Bu ne demek, açıklayayım.
Şimdi ben belirli bir seviyeye kadar Japonca bilmekteyim ve biriyle iletişime geçtiğimde de asla komplike cümleler kuramıyorum, zor kelimeleri hiç seçmiyorum bile.
Buna rağmen Japon, nedense benim az önce büyük bir Japonca eseri birkaç saat içerisinde okuyup bitirdiğimi varsayarak, başlıyor da konuşmaya…
Japon’un o boş bakışını bu defa ben yapıyorum. “Anlamadm…” diyorum.
Japon ne yapıyor?
Aynı cümleyi, aynı hızda tekrar söylüyor.
Haaa, şimdi anladım işte! Çünkü az öncekinden çok daha farklı söyledin ya da bir anda vahiy geldi, Japoncayı sular seller gibi konuşur oldum!
Bunu da özellikle restorandakiler yapıyor.

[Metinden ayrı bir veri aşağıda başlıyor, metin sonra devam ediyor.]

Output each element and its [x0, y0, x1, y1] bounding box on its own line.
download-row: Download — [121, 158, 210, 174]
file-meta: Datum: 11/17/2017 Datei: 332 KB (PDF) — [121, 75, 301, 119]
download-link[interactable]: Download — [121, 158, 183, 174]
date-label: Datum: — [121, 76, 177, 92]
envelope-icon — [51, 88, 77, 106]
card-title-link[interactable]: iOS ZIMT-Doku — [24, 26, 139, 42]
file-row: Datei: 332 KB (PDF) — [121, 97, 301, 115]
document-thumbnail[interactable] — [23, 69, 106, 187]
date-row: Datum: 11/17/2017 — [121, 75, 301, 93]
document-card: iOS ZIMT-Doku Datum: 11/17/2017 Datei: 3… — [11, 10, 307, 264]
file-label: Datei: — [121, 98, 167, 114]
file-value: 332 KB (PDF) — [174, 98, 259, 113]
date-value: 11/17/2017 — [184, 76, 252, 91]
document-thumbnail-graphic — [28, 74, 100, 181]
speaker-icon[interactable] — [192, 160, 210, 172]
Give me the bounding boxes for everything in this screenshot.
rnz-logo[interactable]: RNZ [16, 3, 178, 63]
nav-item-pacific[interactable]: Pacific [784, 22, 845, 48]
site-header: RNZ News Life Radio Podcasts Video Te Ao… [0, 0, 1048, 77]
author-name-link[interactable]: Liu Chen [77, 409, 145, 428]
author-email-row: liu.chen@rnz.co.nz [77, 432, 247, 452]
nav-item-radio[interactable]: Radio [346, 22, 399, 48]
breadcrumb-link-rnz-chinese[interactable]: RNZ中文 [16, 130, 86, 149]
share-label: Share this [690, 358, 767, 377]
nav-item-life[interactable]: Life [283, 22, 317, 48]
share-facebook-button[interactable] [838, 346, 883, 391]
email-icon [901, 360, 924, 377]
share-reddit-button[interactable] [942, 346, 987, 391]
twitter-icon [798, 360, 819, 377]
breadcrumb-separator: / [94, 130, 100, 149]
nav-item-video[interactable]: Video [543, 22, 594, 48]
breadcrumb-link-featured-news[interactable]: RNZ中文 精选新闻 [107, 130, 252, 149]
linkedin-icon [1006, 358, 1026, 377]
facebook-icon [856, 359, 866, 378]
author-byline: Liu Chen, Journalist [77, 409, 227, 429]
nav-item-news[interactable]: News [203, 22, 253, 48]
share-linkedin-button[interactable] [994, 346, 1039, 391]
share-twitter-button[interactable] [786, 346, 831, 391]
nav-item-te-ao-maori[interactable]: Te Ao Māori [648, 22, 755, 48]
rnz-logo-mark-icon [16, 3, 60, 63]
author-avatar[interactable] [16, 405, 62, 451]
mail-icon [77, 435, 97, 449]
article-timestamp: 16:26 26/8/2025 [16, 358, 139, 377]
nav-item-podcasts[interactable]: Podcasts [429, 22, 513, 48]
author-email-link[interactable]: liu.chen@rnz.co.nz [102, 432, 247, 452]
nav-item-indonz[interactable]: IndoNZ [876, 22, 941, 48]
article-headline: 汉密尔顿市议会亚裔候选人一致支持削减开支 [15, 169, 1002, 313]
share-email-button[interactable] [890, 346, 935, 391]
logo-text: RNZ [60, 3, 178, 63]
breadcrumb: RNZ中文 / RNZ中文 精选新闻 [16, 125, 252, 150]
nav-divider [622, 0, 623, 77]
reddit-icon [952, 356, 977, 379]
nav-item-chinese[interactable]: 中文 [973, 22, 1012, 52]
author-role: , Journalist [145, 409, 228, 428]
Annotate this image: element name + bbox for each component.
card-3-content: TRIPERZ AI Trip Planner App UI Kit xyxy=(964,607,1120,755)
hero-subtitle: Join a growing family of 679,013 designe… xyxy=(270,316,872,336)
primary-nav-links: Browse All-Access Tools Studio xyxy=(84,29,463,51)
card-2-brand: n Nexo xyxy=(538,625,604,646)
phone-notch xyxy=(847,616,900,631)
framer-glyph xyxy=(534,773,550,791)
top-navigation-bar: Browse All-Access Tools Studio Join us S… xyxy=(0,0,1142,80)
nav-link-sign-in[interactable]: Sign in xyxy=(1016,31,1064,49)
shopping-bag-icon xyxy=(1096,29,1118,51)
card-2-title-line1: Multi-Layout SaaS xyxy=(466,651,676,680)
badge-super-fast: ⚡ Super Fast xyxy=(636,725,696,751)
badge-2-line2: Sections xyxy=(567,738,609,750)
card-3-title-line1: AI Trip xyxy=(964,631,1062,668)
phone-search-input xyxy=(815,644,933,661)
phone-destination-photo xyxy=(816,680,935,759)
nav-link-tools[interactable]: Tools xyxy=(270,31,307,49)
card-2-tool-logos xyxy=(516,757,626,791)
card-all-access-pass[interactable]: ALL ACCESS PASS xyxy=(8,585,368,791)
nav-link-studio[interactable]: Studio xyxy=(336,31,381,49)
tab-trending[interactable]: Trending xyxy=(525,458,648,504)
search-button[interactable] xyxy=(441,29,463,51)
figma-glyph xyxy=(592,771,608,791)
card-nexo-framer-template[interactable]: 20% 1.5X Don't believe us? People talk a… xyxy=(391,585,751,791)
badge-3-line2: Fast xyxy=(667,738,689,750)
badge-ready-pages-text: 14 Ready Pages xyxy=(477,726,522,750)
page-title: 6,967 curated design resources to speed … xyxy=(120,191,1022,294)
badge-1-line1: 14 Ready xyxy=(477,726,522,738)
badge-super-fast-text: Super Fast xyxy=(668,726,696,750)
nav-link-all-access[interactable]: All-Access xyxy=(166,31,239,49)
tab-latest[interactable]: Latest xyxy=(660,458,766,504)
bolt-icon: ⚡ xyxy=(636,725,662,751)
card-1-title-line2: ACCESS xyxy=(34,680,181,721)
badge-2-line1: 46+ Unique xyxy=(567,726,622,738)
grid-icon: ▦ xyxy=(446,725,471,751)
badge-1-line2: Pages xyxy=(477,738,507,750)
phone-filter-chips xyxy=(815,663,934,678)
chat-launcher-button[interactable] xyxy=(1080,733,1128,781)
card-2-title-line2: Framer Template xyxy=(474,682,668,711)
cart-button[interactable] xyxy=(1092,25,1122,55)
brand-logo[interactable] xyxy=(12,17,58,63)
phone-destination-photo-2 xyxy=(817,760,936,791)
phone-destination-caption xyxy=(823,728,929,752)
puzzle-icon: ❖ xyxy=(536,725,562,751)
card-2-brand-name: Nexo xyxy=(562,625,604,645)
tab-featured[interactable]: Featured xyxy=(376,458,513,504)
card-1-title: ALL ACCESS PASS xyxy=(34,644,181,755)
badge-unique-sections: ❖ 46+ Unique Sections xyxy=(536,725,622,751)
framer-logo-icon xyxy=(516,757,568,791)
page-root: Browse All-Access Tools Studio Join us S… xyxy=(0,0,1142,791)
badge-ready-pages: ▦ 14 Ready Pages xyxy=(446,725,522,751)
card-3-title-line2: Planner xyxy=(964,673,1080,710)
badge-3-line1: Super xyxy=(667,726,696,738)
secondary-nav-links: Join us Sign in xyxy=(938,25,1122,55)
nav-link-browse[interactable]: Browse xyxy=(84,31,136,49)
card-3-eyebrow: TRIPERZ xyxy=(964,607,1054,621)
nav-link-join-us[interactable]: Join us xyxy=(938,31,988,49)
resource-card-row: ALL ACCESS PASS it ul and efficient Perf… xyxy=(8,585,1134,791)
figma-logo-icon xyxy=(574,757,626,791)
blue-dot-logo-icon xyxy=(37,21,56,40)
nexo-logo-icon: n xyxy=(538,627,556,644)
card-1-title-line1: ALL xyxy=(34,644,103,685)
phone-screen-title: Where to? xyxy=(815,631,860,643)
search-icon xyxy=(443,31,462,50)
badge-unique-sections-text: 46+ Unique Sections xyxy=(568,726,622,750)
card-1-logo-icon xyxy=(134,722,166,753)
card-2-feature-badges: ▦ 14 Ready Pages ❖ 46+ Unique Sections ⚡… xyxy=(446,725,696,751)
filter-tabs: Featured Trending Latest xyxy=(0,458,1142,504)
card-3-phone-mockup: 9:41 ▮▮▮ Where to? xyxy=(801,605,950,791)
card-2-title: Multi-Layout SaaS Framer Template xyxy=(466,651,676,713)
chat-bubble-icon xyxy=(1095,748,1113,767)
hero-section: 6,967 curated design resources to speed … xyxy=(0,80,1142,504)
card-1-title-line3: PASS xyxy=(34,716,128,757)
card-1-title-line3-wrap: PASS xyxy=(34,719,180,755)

Japonlarda nedense bir otomatiğe bağlama durumu var. Evet evet, olay bu. İşte olsun, sosyal ortamda olsun, otomatik hareket ediyorlar ve bu yüzden de o otomasyonun dışına çıkıldığında, kesinlikle duruma ayak uyduramıyorlar.
Japonda “panik kontrolü” de yok. Diyelim ki bir bekleme kuyruğu çok uzadı ve binaya sığmıyor. Görevli asla demez ki, “Abicim sen, sondaki, gel ikinci kuyruk yapalım şurada. Bak binanın dışına çıktınız hepiniz… Gel abi, gel…”
Onun yerine o kuyruk iki bina öteye kadar uzar gider.
Buradan da anlıyoruz ki Japon, insiyatif kullanamıyor. Kullanmak istemiyor. Neden? Çünkü sorumluluk sevmiyor!
Varan 5
Japon nedense çok sabırlı. Beklemekle ilgili hiçbir problemi yok. Hobi olarak sırada beklediklerini bile düşünüyorum artık.
Geçtiğimiz ay Harajuku’da bir dondurmacının önünde (Ben & Jerry’s) öylesine uzun bir sıra vardı ki… Alt tarafı dondurma ya! Ve yer gök dondurmacı kaynıyor. Yine de herkes bekledi de bekledi…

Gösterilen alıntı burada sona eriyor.